Accenture recently conducted its ninth annual Global Consumer Pulse Survey, which covers 12,800 customers in 32 countries across 10 industries. This year's survey took a close look at the impact of customers switching providers, which leaves a potential $1.3 trillion (with a T) in revenue on the table, essentially up for grabs to whichever company can woo them away. While this may sound like customers are wishy-washy or inherently disloyal, Wollan says in fact customers are learning to be disloyal by repeated failures by service providers to anticipate their changing needs and the inability to solve "old school" customer service problems. Accenture Sales & Customer Services global managing director Robert Wollan shared his insights on this year's survey and the root causes of this "switching economy".
Consulting: How would you characterize consumers' attitudes towards the current level of service they receive?
Wollan: It would be easy to say customers are fickle. That they're switching more regularly, and that they're almost a disconnected or disloyal base. But the real answer looking across industries and geographies is a very different picture. You see a picture of a customer who frankly wants to stay. Some 82 percent of customers say a company could have done something to keep them. They want to stay. They objections they're raising are outdated issues we should have solved years ago. So we're training customers to be disloyal. Training them to switch slowly but surely over time as opposed to finding a customer that wants to stay loyal, wants consistency of execution and wants capabilities that matter to them more broadly.
Consulting: How has customer behavior changed?
Wollan: Customers' expectations continue to rise every year. Which means if you're trying to solve a problem you couldn't get to or didn't fund 2 to 3 years ago, people are having a hard time catching up. So they never quite get ahead of the expectations that are rising every year we see that as a very important trend. We still see issues of customers being frustrated waiting too long on hold and being transferred around to many people to solve their problem. That's a 1990s problem, but it's still an issue that hasn't been addressed. Third is the disruptive force you'd expect across industries, meaning as one expectation becomes normal and natural in one industry it starts showing up in another. Like how package companies can tell you anywhere in the world where that little letter is at any moment. Customers now start to say, 'Where's that insurance claim?' And they say 'It's in process'. Those are no longer acceptable answers. Old stuff that hasn't been solved for, rising expectations combined with an expectation leak that's going on by consumers. It's not a fair fight but it is the model we're in today.
Consulting: What can companies do to scoop up some of that $1.3 trillion on the table?

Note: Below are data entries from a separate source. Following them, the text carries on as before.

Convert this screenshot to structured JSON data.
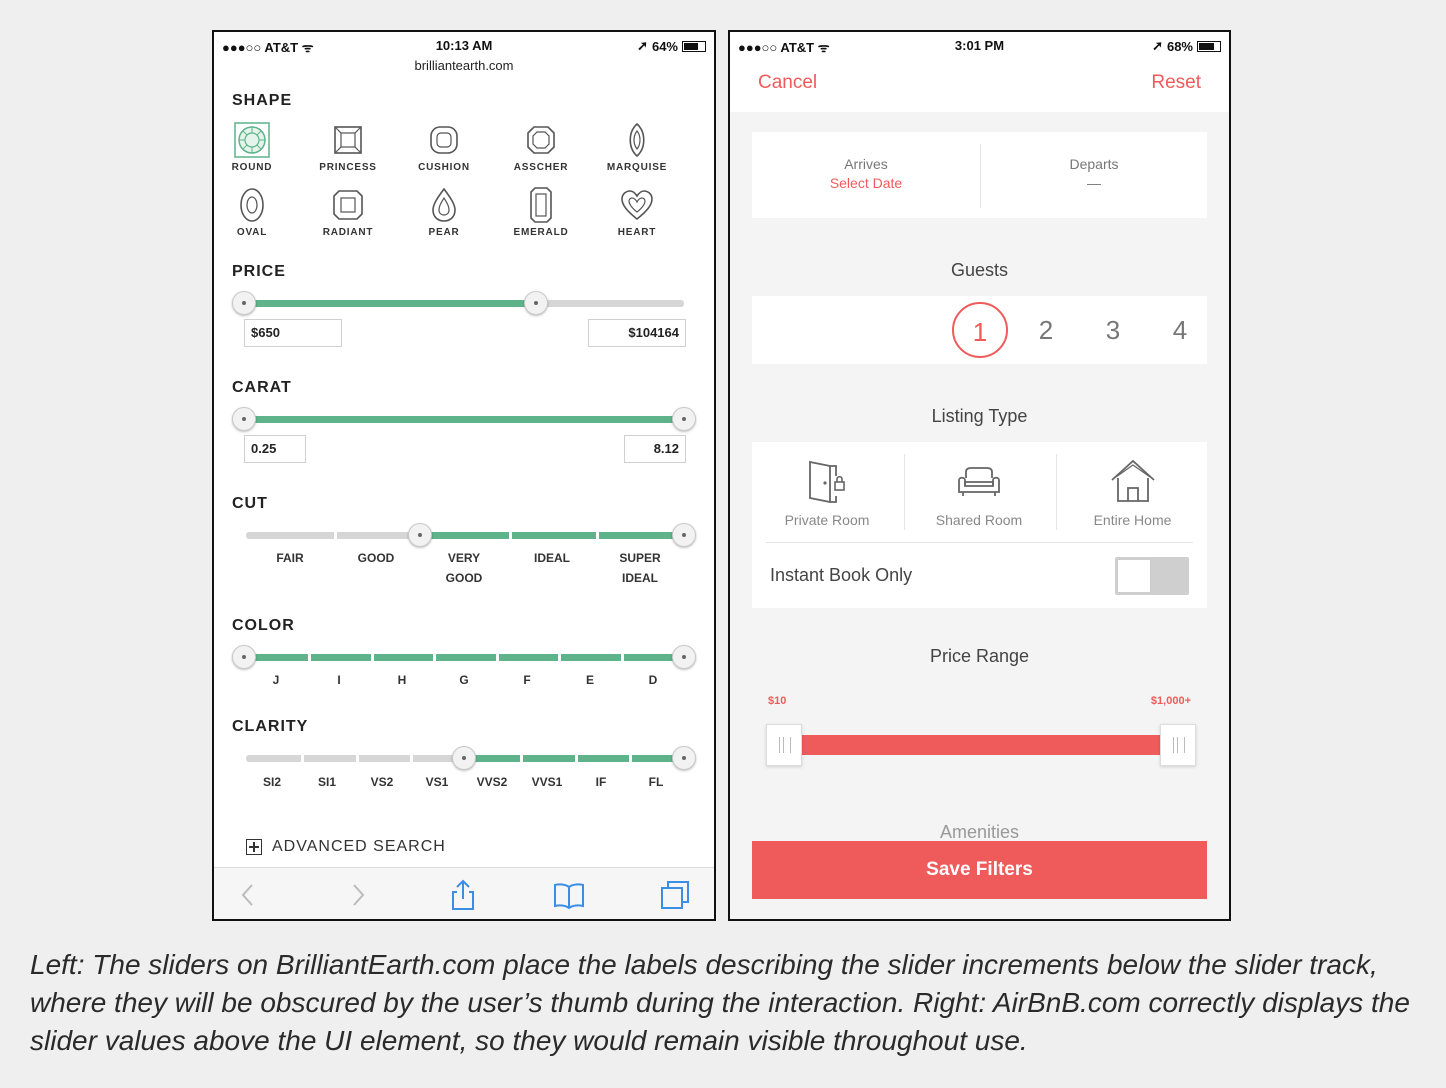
{
  "left": {
    "status": {
      "carrier": "●●●○○ AT&T ᯤ",
      "time": "10:13 AM",
      "battery": "64%",
      "battery_level": 0.64
    },
    "url": "brilliantearth.com",
    "shape": {
      "title": "SHAPE",
      "items": [
        "ROUND",
        "PRINCESS",
        "CUSHION",
        "ASSCHER",
        "MARQUISE",
        "OVAL",
        "RADIANT",
        "PEAR",
        "EMERALD",
        "HEART"
      ],
      "selected": "ROUND"
    },
    "price": {
      "title": "PRICE",
      "min": "$650",
      "max": "$104164",
      "upper_fraction": 0.66
    },
    "carat": {
      "title": "CARAT",
      "min": "0.25",
      "max": "8.12"
    },
    "cut": {
      "title": "CUT",
      "ticks": [
        "FAIR",
        "GOOD",
        "VERY\nGOOD",
        "IDEAL",
        "SUPER\nIDEAL"
      ],
      "selected_from": "VERY GOOD",
      "selected_to": "SUPER IDEAL"
    },
    "color": {
      "title": "COLOR",
      "ticks": [
        "J",
        "I",
        "H",
        "G",
        "F",
        "E",
        "D"
      ]
    },
    "clarity": {
      "title": "CLARITY",
      "ticks": [
        "SI2",
        "SI1",
        "VS2",
        "VS1",
        "VVS2",
        "VVS1",
        "IF",
        "FL"
      ],
      "selected_from": "VVS2",
      "selected_to": "FL"
    },
    "advanced": "ADVANCED SEARCH",
    "toolbar": [
      "back-icon",
      "forward-icon",
      "share-icon",
      "bookmarks-icon",
      "tabs-icon"
    ]
  },
  "right": {
    "status": {
      "carrier": "●●●○○ AT&T ᯤ",
      "time": "3:01 PM",
      "battery": "68%",
      "battery_level": 0.68
    },
    "cancel": "Cancel",
    "reset": "Reset",
    "arrives": {
      "label": "Arrives",
      "value": "Select Date"
    },
    "departs": {
      "label": "Departs",
      "value": "—"
    },
    "guests": {
      "title": "Guests",
      "options": [
        "1",
        "2",
        "3",
        "4"
      ],
      "selected": "1"
    },
    "listing": {
      "title": "Listing Type",
      "types": [
        "Private Room",
        "Shared Room",
        "Entire Home"
      ]
    },
    "instant_book": "Instant Book Only",
    "price_range": {
      "title": "Price Range",
      "min": "$10",
      "max": "$1,000+"
    },
    "amenities": "Amenities",
    "save": "Save Filters",
    "accent": "#ef5b5b"
  },
  "caption": "Left: The sliders on BrilliantEarth.com place the labels describing the slider increments below the slider track, where they will be obscured by the user’s thumb during the interaction. Right: AirBnB.com correctly displays the slider values above the UI element, so they would remain visible throughout use."
}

Wollan: Do you look at it as a risk to your current business or an opportunity? Depending where companies are as they search for growth, they really have to look at both. If you're only looking at how to go grab it, you very much could become the leaky bucket—adding more and more, but still losing. I may be a net zero contributor to growth if I'm not paying attention to both sides of this opportunity and the risk. Companies should pay attention as much to growing and retaining the revenues they have as they look at this as an opportunity. Next is the question of how well do we really know the elements of the experience that are noticed and valued and how do we rally the investments and execution around those core components. Too often we see long lists of requirements and capabilities that are being aligned towards either outdated expectations or gold-plating elements that customers don't value or even notice. Third we call 'playing to win' versus 'playing not to lose' with digital customers. That becomes a rallying cry in playing to win by not fragmenting your investments in all these areas but in fact driving clear outcome focus for all those initiatives to be noticed and valued by customers. The first choice for that highly attractive segment that actually cuts across most of your customers.
Consulting: What do the results of the survey portend for the future?
Wollan: Switching doesn't look like it's waning. It's not tied to the economy as much as you might think. We're seeing underlying behavior we've seen spike in the more challenging economic times 5 years ago, but really not ever wane. We think switching is here to stay, fairly consistent, normalized slightly, but a much more common behavior. Customers now have been almost training themselves to keep one eye open for someone who is paying attention. We think companies will continue to add new capabilities that are being expected–mobility, online–in those traditional stores and other channels, so the expectations will continue to rise and be met by companies.